Mr. Mansour El-Kikhia --
You say,
In all my years, I have rarely seen Islamic publications condemning or belittling Jesus Christ, his mother or his apostles. Nor have I seen any belittling Judaism, Moses or David. Indeed, to go further, I have never seen a mainstream publication in Arab or Muslim states condemning Christianity or Judaism. Even the majority of fundamentalist publications do not touch either negatively. However, a few do, but these remain on the fringes and many can only publish their diatribe outside the Arab world.
Since your life seems to have been fairly short and sheltered, and since your experience seems rather limited, allow me to send a few links to information you may have missed:
- Egypt's government media publishes anti-Semitic literature.

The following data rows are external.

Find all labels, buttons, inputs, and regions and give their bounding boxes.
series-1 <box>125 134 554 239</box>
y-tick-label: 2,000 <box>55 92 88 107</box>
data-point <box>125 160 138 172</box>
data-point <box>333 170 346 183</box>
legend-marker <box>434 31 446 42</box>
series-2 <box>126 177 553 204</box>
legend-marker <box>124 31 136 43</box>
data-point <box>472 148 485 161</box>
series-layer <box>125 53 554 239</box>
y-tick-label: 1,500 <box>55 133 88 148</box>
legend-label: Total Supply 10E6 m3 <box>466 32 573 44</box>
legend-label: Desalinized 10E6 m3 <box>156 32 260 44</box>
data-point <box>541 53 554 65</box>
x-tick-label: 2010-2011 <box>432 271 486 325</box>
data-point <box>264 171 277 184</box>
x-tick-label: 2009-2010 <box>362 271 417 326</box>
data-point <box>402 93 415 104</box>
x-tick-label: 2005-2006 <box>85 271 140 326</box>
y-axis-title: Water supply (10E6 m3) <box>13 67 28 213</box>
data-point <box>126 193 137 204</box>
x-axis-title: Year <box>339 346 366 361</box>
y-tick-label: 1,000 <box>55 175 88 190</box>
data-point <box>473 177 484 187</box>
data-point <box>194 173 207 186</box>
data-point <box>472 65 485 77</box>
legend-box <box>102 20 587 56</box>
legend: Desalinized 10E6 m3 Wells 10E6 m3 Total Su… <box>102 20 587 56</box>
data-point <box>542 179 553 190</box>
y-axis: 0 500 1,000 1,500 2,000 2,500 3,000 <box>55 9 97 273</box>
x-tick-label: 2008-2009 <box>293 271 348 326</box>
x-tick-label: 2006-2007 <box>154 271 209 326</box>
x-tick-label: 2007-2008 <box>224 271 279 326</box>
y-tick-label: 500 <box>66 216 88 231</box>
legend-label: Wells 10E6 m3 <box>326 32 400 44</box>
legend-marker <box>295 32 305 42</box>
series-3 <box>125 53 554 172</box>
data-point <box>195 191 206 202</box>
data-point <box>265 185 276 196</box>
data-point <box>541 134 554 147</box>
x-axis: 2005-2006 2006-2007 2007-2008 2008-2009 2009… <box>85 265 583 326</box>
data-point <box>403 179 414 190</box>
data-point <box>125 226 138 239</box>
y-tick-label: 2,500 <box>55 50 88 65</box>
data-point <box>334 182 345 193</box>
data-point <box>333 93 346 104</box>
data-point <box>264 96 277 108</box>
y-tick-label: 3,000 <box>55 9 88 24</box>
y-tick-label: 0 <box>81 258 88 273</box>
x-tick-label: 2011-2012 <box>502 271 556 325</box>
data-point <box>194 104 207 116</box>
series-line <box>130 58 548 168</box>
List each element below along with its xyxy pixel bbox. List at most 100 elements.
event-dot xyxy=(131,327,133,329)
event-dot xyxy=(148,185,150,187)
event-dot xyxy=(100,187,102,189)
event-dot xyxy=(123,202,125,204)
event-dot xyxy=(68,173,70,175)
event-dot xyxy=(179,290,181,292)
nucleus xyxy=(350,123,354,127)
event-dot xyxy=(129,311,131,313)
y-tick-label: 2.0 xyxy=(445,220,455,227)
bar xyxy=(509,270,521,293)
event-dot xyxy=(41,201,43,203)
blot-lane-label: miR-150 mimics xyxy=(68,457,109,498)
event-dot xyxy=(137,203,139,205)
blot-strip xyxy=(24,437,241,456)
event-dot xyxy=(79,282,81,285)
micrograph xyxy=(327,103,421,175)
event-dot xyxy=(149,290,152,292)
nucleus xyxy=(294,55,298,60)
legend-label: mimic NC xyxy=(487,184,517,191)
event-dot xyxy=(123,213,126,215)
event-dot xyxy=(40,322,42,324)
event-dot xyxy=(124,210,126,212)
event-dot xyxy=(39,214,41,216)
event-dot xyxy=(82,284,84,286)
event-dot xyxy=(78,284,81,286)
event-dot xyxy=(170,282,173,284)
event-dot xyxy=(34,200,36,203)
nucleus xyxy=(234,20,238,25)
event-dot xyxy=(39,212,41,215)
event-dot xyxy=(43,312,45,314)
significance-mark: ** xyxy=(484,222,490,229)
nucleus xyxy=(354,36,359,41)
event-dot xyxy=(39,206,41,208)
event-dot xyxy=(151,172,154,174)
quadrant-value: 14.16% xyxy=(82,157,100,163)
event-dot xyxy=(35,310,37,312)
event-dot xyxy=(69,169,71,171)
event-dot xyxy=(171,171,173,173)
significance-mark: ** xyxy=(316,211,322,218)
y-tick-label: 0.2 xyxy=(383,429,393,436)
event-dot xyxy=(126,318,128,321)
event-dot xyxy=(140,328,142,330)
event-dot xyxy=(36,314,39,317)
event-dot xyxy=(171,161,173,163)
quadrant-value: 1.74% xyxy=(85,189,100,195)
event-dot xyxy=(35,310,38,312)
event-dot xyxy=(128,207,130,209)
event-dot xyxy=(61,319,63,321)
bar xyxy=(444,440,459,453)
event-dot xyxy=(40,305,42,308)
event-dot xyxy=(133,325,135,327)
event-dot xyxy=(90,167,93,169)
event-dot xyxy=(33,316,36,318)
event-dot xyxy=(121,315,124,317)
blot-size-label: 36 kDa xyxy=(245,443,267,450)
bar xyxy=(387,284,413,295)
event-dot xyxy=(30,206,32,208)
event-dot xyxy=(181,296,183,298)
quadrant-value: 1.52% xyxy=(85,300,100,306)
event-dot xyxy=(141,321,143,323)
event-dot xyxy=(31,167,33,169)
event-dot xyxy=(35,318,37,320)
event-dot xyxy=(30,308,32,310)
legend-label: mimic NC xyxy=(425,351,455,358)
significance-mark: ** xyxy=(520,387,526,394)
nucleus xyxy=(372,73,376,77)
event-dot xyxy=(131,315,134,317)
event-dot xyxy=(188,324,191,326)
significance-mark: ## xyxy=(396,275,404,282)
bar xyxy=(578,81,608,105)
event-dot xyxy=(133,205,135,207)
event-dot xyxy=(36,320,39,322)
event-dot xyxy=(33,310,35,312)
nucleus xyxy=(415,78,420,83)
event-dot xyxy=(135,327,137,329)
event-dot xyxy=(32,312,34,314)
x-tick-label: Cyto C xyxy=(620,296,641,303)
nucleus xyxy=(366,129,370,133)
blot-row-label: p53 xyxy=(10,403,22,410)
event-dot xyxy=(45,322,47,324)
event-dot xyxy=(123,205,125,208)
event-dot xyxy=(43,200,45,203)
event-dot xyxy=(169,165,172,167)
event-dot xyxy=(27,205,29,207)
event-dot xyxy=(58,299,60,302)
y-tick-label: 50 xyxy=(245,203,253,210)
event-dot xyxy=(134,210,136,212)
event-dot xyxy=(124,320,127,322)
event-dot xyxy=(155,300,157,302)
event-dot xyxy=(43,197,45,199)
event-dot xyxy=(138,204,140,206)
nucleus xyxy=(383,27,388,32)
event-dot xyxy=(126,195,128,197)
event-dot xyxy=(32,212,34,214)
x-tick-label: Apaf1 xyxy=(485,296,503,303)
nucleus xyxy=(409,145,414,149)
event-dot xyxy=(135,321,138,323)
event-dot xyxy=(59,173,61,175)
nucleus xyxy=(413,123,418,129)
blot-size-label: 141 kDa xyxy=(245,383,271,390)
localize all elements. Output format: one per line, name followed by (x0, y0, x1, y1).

- Saudi Arabia's King Fahd and anti-Semitism
- Saudi Arabia arrests Indian Christians for carrying Scriptures
- Even in Kuwait, with its relative freedom of religion, Christianity is far more circumscribed than is Islam in the United States.
The point is that there is a debate raging within Islam today about whether it is truly a religion of peace or a cult of psychotic murderers. I can't be sure about the numbers, but I suspect that the majority of the murderers' victims are other Muslims. There have been other psychotic-murderer cults in the past that were not Muslim, and there will be again in the future that again will not be Muslim, but today's psychotic-murderer cult is Muslim. Because so many governments, of both predominantly Muslim countries and non-Muslim countries, have been so inclined to dismiss the danger or pretend it's something else or pretend it doesn't exist, it has gotten larger and worse and more virulent.

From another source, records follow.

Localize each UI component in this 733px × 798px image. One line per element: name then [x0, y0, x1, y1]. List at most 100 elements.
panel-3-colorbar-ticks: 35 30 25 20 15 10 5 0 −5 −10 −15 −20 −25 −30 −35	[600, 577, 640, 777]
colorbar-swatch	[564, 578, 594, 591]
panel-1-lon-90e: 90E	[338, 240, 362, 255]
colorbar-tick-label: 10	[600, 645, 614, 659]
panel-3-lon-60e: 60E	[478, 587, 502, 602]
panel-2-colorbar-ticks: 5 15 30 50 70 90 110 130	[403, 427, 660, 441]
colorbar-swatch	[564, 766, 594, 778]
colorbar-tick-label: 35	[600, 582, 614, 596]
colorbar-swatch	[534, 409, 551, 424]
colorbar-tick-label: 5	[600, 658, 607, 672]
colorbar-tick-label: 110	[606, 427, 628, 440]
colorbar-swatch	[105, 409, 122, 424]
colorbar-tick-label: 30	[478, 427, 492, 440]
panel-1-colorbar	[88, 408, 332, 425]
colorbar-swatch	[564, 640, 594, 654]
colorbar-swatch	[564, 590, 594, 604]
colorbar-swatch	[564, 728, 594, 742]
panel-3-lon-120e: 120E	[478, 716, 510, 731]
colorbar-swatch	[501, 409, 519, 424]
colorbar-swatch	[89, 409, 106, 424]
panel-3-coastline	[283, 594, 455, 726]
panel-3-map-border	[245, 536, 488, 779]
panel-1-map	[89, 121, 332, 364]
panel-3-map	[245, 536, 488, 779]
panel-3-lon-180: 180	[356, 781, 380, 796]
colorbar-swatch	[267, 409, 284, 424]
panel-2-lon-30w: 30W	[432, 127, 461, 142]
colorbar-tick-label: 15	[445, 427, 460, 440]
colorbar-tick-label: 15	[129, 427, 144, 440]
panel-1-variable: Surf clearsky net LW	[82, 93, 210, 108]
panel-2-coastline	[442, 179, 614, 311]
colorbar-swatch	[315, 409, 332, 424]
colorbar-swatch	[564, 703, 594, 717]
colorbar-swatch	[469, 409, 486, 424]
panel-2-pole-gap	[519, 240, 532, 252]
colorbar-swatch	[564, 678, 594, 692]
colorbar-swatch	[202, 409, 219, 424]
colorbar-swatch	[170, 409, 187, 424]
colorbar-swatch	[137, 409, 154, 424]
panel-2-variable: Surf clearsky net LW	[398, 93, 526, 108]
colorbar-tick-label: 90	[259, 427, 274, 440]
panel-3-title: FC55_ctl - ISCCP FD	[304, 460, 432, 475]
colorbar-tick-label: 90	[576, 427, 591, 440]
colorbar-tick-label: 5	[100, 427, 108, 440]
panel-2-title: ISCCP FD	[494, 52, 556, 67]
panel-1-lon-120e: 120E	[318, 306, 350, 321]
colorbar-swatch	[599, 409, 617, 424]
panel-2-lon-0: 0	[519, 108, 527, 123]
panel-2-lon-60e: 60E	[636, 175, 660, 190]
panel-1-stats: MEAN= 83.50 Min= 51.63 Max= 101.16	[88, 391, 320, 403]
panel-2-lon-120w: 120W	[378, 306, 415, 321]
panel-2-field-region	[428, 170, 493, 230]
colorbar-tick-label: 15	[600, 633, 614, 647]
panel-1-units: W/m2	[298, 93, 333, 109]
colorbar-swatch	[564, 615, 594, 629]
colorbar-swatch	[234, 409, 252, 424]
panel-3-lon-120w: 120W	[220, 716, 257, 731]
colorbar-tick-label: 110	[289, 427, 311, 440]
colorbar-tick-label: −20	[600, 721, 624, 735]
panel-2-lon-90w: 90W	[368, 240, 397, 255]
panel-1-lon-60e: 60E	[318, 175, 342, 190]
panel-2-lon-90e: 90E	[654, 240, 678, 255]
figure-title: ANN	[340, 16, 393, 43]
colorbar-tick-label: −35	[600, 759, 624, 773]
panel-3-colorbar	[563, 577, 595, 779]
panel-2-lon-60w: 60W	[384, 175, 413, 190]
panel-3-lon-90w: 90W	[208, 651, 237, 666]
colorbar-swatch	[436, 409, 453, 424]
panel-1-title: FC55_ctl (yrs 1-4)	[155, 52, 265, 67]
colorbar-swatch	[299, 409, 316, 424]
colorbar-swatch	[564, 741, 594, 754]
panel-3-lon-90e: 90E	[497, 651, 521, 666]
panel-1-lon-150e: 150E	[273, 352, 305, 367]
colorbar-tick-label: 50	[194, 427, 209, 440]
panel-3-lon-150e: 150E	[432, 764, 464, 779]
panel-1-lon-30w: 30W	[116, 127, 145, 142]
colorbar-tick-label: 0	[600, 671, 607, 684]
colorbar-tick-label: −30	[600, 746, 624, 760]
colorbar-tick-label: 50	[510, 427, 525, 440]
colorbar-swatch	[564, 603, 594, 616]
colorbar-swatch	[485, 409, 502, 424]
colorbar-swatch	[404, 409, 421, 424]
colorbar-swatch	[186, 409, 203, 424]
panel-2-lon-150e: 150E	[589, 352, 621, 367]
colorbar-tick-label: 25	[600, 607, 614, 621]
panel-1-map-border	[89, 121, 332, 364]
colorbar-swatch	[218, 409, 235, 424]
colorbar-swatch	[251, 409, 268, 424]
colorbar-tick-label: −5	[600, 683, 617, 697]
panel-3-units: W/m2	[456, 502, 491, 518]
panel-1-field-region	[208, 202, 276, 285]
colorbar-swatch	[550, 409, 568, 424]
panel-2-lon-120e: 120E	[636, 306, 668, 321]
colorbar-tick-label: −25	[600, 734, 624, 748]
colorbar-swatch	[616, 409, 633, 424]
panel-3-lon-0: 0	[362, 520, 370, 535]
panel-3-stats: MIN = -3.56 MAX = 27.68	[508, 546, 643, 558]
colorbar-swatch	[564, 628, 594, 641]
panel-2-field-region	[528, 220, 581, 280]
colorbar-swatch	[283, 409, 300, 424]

I don't need "apologies" from Muslims who haven't supported the murderous cult. On the other hand, it seems to me that otherwise peaceful Muslims are caught between two conflicting loyalties -- the "brotherhood" of Islam and "citizenship" in a world that honors law over blood. To restore my trust (speaking only for myself), I need to hear Muslims claiming loyalty to law over loyalty to "kin." I understand the danger of standing on that loyalty, so in the meantime, stop telling me "Islam is a religion of peace," when the Islamic community hasn't quite decided for itself whether that's true or not.
In the meantime, no, all Muslims don't look alike. But it's a waste of security resources to give the same level of scrutiny to frail elderly men, middle-aged women, blonde young mothers with three kids in tow, and red-haired toddlers as to swarthy, black-haired males, ages 15-40, carrying backpacks.
I wish you life, liberty and the pursuit of happiness, and I hope you and those who share your views don't get us all killed or enslaved.